Ankathari is the next and important stage in the training sequence as heavy metal weapons are used. The term Ankam means a combat or a war. The metal weapons used in this stage are the same weapons that were used in war in the earlier times.  It is considered to be the longest and most important training stage among the four. This stage requires strength, agility and precision in rendering the practice and delivering the combat. The main weapons are Vaal (Sword), Paricha (Shield), Kuntham (Spear), Kattaram (Dagger), Urumi (Flexible sword). I had the opportunity to see Radhika Gurukkal and Sajith Gurukkal do a sparring session with Urumi. The Urumi is unique to Kalaripayattu. It is a steel, double edged flexible whip and sword and is about 6 feet in length. It is tied to the fighter’s waist as a belt and is removed when it has to be put to use. Because it’s a whip, wielding it with precision takes years of practice. The two people sparring leaped almost 4 feet up in the air (almost an act of levitation) wielding the Urumi which created sparks and sound as the blades struck against each other. Their movements were so graceful, yet so precise and strong.

 

Girls using wooden sticks.

The last stage in the Kalari training is Verum Kai which means bare handed. Unlike other forms of martial arts like Karate or Taekwondo, where the training starts with bare hands and then progresses to weapons such as nunchaku or sticks, in Kalari, bare handed combat is reserved only after one has mastered weapons. The Verum Kai techniques are practiced along with the knowledge of Marma Saariram, the knowledge about the vital points of the body. It is considered that there are 108/109 vital points in the body where the life energy is concentrated. Striking some vital points can be fatal whereas some points are struck for hurting, some to make the other unconscious during combat. This system of practice is the integral part of the fourth stage of Kalaripayattu training.

 

Lakshmanan Gurukkal 

There are considerable differences in the North Kerala and South Kerala traditions of Kalaripayattu. Hindustan Kalari Sangam practices the South Kerala style which focuses on Meipayattu more than the Northern style. Since Kalaripayattu is no longer required for combat these days, it has evolved into more of a performing arts. While I was there, there were people from the theater and dance background who had come to learn Kalari. So this ancient martial arts form has adapted to find a place in contemporary dance and theater too.

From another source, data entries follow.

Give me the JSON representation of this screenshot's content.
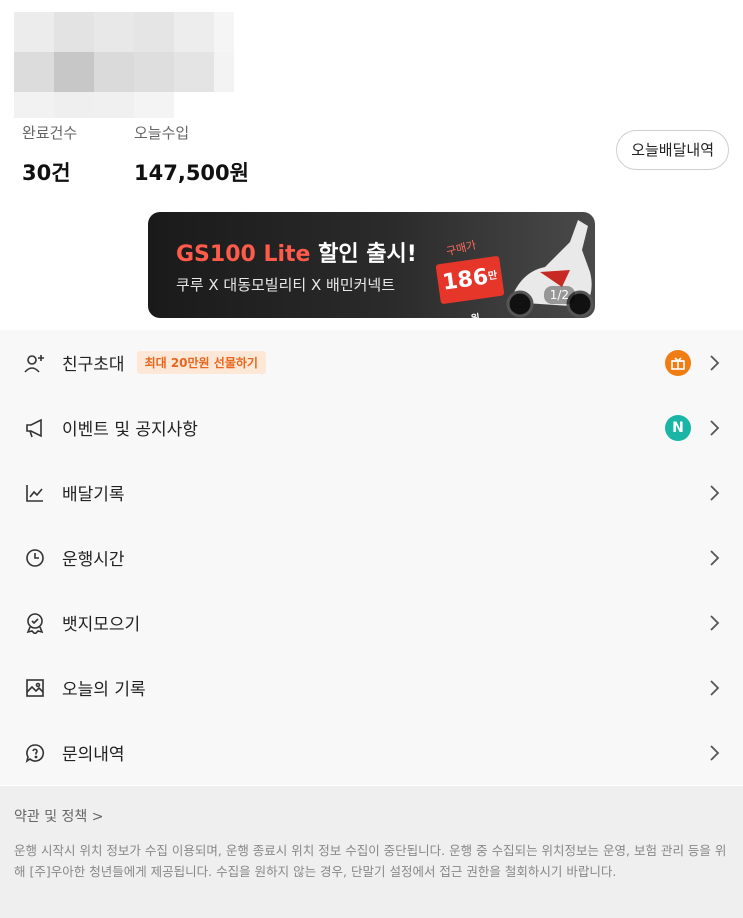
{
  "stats": {
    "completed_label": "완료건수",
    "completed_value": "30건",
    "income_label": "오늘수입",
    "income_value": "147,500원"
  },
  "today_history_button": "오늘배달내역",
  "banner": {
    "title_accent": "GS100 Lite",
    "title_rest": " 할인 출시!",
    "subtitle": "쿠루 X 대동모빌리티 X 배민커넥트",
    "price_note": "구매가",
    "price": "186",
    "price_unit": "만원",
    "page": "1/2"
  },
  "menu": {
    "items": [
      {
        "label": "친구초대",
        "icon": "add-user-icon",
        "badge": "최대 20만원 선물하기",
        "indicator": "gift-icon"
      },
      {
        "label": "이벤트 및 공지사항",
        "icon": "megaphone-icon",
        "indicator": "N"
      },
      {
        "label": "배달기록",
        "icon": "chart-line-icon"
      },
      {
        "label": "운행시간",
        "icon": "clock-icon"
      },
      {
        "label": "뱃지모으기",
        "icon": "badge-icon"
      },
      {
        "label": "오늘의 기록",
        "icon": "image-icon"
      },
      {
        "label": "문의내역",
        "icon": "question-chat-icon"
      }
    ]
  },
  "footer": {
    "terms_link": "약관 및 정책 >",
    "notice": "운행 시작시 위치 정보가 수집 이용되며, 운행 종료시 위치 정보 수집이 중단됩니다. 운행 중 수집되는 위치정보는 운영, 보험 관리 등을 위해 [주]우아한 청년들에게 제공됩니다. 수집을 원하지 않는 경우, 단말기 설정에서 접근 권한을 철회하시기 바랍니다."
  },
  "colors": {
    "accent_orange": "#f07c13",
    "notice_teal": "#1bb5a6",
    "banner_red": "#e6362a"
  }
}
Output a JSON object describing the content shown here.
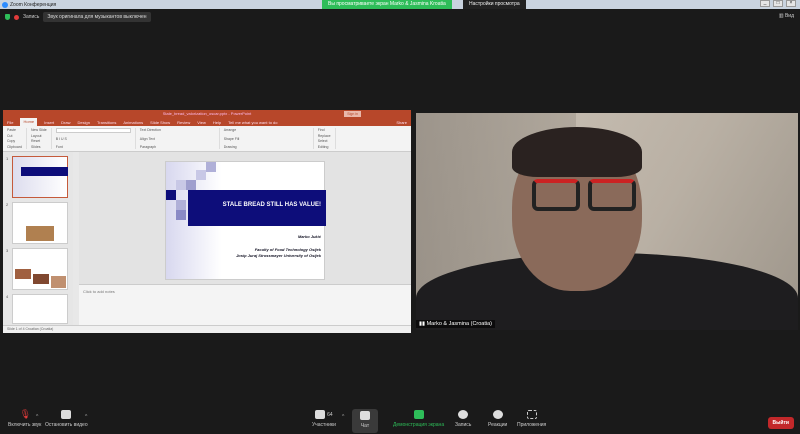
{
  "taskbar": {
    "app_title": "Zoom Конференция"
  },
  "banner": {
    "sharing_text": "Вы просматриваете экран Marko & Jasmina Kroatia",
    "view_options": "Настройки просмотра"
  },
  "zoom_bar": {
    "record_label": "Запись",
    "notice": "Звук оригинала для музыкантов выключен",
    "view_label": "Вид"
  },
  "powerpoint": {
    "title": "Stale_bread_valorization_oscar.pptx - PowerPoint",
    "sign_in": "Sign in",
    "tabs": [
      "File",
      "Home",
      "Insert",
      "Draw",
      "Design",
      "Transitions",
      "Animations",
      "Slide Show",
      "Review",
      "View",
      "Help",
      "Tell me what you want to do"
    ],
    "share": "Share",
    "groups": [
      "Clipboard",
      "Slides",
      "Font",
      "Paragraph",
      "Drawing",
      "Editing"
    ],
    "ribbon_items": [
      "Paste",
      "Cut",
      "Copy",
      "Format Painter",
      "New Slide",
      "Layout",
      "Reset",
      "Section",
      "Text Direction",
      "Align Text",
      "Convert to SmartArt",
      "Arrange",
      "Quick Styles",
      "Shape Fill",
      "Shape Outline",
      "Shape Effects",
      "Find",
      "Replace",
      "Select"
    ],
    "slide_numbers": [
      "1",
      "2",
      "3",
      "4"
    ],
    "slide": {
      "title": "STALE BREAD STILL HAS VALUE!",
      "author": "Marko Jukić",
      "line1": "Faculty of Food Technology Osijek",
      "line2": "Josip Juraj Strossmayer University of Osijek"
    },
    "notes_placeholder": "Click to add notes",
    "status": "Slide 1 of 4   Croatian (Croatia)"
  },
  "video": {
    "participant_name": "Marko & Jasmina (Croatia)"
  },
  "toolbar": {
    "unmute": "Включить звук",
    "start_video": "Остановить видео",
    "participants": "Участники",
    "participants_count": "64",
    "chat": "Чат",
    "share_screen": "Демонстрация экрана",
    "record": "Запись",
    "reactions": "Реакции",
    "apps": "Приложения",
    "leave": "Выйти"
  }
}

I was there for 8 days and there were classes morning and evening for 1.5 hours each. Although I enjoyed the classes a lot, the heat and the humidity got to me (ironically in the ‘winter’ month of December) and I had a nasty sore throat with the continuous sweating. Although I had plans to go back for the longer training, I won't because I have low tolerance for hot and humd weather.. However, if there is Kalaripayattu training in Pune, I would be most eager to enroll for a long term period. 

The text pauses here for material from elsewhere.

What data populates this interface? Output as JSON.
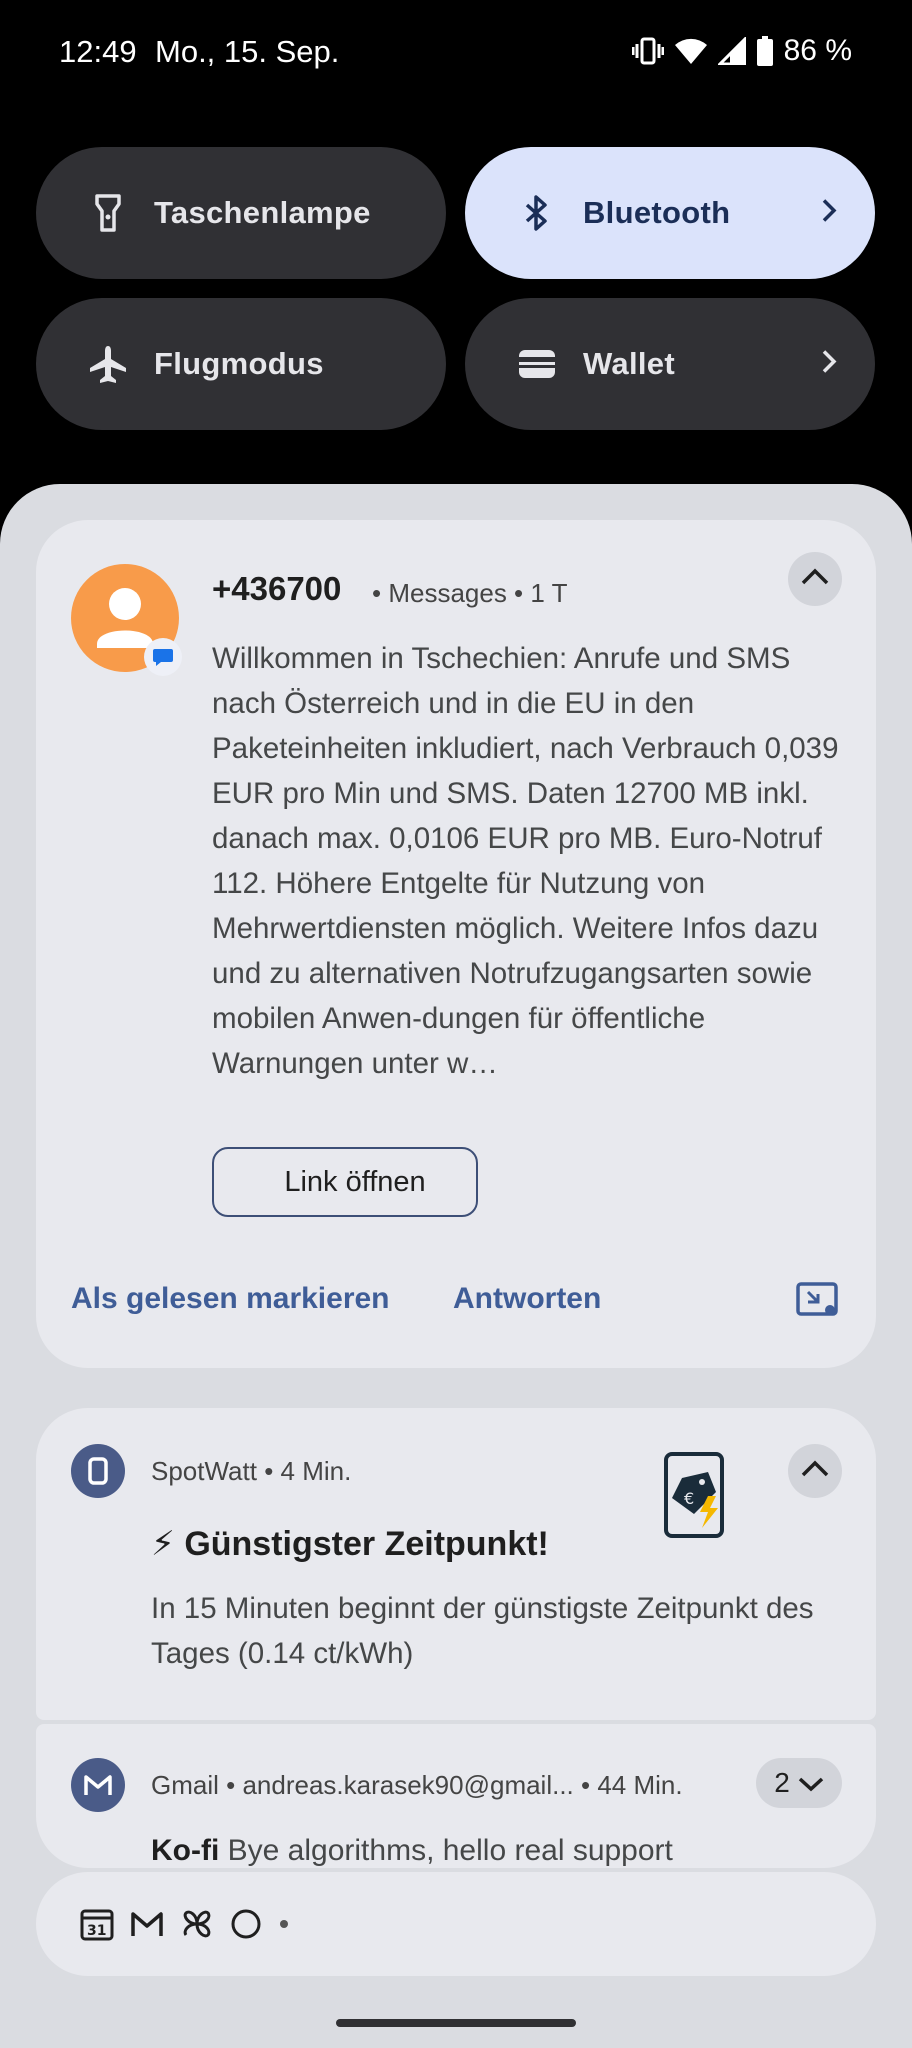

Fruit and vegetable seller near the ashram

Different varieties of bananas.


The accommodation is basic. There are fans and no AC. The dining is in the main house where the family lives and the food is simple and delicious, made in the local way. I ate a lot of bananas and sweet pineapples while I was there. I was amazed to see how the younger Gurukkals like Sajith who were Kalari instructors and also doubled up as Kalarichikitsa interns to Dr. Lal worked from morning to night, ate the same simple food and kept so lean and fit with not a shred of fat on their bodies. However, I noticed that there were some other instructors as well as students who were very flexible but did not fit the normal description of ‘fit’.

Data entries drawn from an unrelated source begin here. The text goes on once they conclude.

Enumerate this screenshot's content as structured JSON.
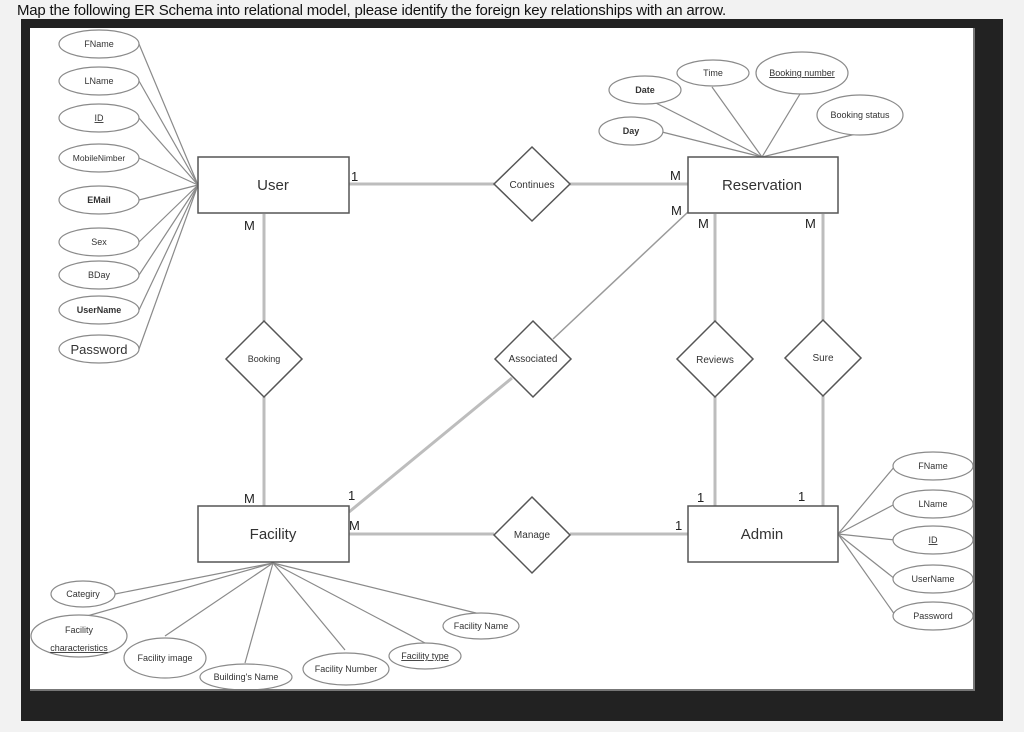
{
  "question": "Map the following ER Schema into relational model, please identify the foreign key relationships with an arrow.",
  "entities": {
    "user": "User",
    "reservation": "Reservation",
    "facility": "Facility",
    "admin": "Admin"
  },
  "relationships": {
    "continues": "Continues",
    "booking": "Booking",
    "associated": "Associated",
    "reviews": "Reviews",
    "sure": "Sure",
    "manage": "Manage"
  },
  "cardinalities": {
    "user_continues": "1",
    "reservation_continues": "M",
    "user_booking": "M",
    "facility_booking": "M",
    "reservation_associated": "M",
    "facility_associated": "1",
    "reservation_reviews": "M",
    "admin_reviews": "1",
    "reservation_sure": "M",
    "admin_sure": "1",
    "facility_manage": "M",
    "admin_manage": "1"
  },
  "attributes": {
    "user": [
      "FName",
      "LName",
      "ID",
      "MobileNimber",
      "EMail",
      "Sex",
      "BDay",
      "UserName",
      "Password"
    ],
    "reservation": [
      "Time",
      "Booking number",
      "Date",
      "Day",
      "Booking status"
    ],
    "admin": [
      "FName",
      "LName",
      "ID",
      "UserName",
      "Password"
    ],
    "facility": [
      "Categiry",
      "Facility",
      "characteristics",
      "Facility image",
      "Building's Name",
      "Facility Number",
      "Facility type",
      "Facility Name"
    ]
  }
}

Lastly, on the last day of my stay there, I went for a traditional Kalari massage given by Radhika Gurukkal. After that I asked her about Kalaripayattu being the most ancient form of martial arts. She told me in a matter of fact manner that Kalaripayattu is a spiritual means of transcending the physical to attain liberation or 'Moksha' (as is the aim of any Indian art form). A true master of Kalaripayattu knows no fear and by his very aura will not attract any experience that will require him to use it as combat. How profound! It came as a revelation to me that martial arts is more for self- discipline and defending oneself becomes just an effortless by product of training ones' body and senses.